Rachel was raised in Kansas City and lived in the Berkshire mountains, Osaka, New York City, Baltimore, and Boston before moving West to join the department in 2004. She teaches a variety of courses on American literature from the colonial period through the present as well as one of the department’s gateway surveys and a section of the College’s first year core. Currently, her favorite classes to teach are her 300-level course on Whitman and Dickinson, her Words course on contemporary American novels, and her senior seminar, which focuses on how African-American authors in the twenty-first century use novels to frame the traumatic history of enslavement. Her research focuses on nineteenth-century American literature–she has published essays on Emerson and Melville and is working on a book that pairs nineteenth-century authors like Melville, Catharine Maria Sedgwick, Nathaniel Hawthorne, and Henry James with twenty-first century writers like Ingrid Nunez and Tayari Jones. She is interested in questions of ethics and personhood, economies of scarcity, and the concept of satisfaction. She trained as a classical pianist for almost 20 years and has a second-degree black belt in tae kwon do, but these days spends most of her spare time enjoying her family, hiking, doing crossword puzzles, and hanging out with her cat, Frank.

Specialty

American Literature

Academic Credentials

PhD 2005 Johns Hopkins University

MA 2000 Johns Hopkins University

BA 1994 Williams College

Teaching

Fall 2024

CORE 120-05: Words

ENG 209-F1: Intro to American Literature

ENG 326-01: African American Literature

Research

“The Lawyer’s Tale: Preference, Responsibility, and Personhood in Melville’s ‘Story of Wall-street.’” Melville’s Philosophies. Ed. Branka Arsic and Kim Evans.

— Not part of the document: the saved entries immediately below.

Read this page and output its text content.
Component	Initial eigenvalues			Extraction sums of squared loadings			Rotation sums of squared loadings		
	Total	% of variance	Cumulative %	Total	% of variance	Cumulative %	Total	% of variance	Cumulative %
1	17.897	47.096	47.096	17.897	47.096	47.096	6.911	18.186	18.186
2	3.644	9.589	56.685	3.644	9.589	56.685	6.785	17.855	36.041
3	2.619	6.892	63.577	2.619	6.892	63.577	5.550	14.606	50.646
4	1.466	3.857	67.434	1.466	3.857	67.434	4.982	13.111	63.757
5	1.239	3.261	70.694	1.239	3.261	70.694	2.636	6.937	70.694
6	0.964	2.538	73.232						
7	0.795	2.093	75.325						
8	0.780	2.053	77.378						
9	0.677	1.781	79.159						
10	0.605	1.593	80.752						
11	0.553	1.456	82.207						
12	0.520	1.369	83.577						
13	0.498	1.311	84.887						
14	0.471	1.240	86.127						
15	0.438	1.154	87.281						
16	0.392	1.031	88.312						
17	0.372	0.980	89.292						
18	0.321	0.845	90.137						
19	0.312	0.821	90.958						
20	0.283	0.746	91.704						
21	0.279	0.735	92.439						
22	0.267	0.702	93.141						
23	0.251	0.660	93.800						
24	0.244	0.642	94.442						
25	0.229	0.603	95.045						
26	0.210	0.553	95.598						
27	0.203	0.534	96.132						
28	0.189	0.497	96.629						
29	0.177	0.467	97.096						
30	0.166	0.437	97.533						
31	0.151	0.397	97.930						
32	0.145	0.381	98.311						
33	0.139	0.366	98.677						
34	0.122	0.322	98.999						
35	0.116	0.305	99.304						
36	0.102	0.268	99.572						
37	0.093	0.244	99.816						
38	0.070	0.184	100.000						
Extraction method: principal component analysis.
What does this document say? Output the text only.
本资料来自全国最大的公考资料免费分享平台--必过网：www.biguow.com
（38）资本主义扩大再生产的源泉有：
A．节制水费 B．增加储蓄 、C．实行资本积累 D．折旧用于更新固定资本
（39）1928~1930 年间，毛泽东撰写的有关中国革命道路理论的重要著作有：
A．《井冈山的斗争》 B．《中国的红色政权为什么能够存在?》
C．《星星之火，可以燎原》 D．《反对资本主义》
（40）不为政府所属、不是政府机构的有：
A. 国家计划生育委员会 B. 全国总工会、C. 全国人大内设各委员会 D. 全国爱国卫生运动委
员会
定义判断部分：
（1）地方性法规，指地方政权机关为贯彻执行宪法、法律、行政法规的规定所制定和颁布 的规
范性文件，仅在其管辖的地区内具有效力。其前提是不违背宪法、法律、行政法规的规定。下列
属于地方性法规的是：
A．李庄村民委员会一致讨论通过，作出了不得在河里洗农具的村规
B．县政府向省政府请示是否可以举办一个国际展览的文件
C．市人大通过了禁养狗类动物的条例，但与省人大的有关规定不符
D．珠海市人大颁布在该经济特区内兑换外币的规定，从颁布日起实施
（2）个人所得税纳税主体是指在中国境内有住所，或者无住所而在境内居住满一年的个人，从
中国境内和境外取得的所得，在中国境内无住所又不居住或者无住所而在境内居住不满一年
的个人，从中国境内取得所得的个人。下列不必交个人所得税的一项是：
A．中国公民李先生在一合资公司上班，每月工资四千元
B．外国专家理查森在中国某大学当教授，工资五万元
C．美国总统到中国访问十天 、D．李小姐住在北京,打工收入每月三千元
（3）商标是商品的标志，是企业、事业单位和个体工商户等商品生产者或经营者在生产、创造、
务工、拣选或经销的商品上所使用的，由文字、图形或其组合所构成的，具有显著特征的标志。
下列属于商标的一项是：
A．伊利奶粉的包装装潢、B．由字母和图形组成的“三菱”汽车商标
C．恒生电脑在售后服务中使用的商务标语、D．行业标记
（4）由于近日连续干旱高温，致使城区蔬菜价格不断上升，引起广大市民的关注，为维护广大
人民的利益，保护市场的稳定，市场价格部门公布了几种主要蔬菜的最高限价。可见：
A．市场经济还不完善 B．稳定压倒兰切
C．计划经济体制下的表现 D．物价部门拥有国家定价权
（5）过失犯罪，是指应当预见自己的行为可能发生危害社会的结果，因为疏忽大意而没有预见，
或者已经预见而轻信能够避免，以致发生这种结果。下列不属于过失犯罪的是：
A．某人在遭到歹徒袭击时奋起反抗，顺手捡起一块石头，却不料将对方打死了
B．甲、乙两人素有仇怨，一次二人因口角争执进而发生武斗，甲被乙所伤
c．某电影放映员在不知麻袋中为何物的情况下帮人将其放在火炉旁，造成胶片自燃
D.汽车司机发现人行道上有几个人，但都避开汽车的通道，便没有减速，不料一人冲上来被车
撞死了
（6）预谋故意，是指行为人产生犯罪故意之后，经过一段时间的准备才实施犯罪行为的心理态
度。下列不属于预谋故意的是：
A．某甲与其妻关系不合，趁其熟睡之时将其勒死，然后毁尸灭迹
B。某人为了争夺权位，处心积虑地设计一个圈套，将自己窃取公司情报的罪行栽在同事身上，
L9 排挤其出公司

Edinburgh: Bloomsbury Publishing, 2017.

“Rethinking the Value of Lyric Closure: Giorgio Agamben, Wallace Stevens, and the Ethics of Satisfaction,” PMLA, 2011.

“At the Limits of Identity: Realism and American Personhood in Melville’s Confidence-Man,” Novel: A Forum on Fiction, 2006.

“The Reality Effect: Emerson’s Speakers and the Phenomenon of Personality,” The Yale Journal of Criticism, 2005.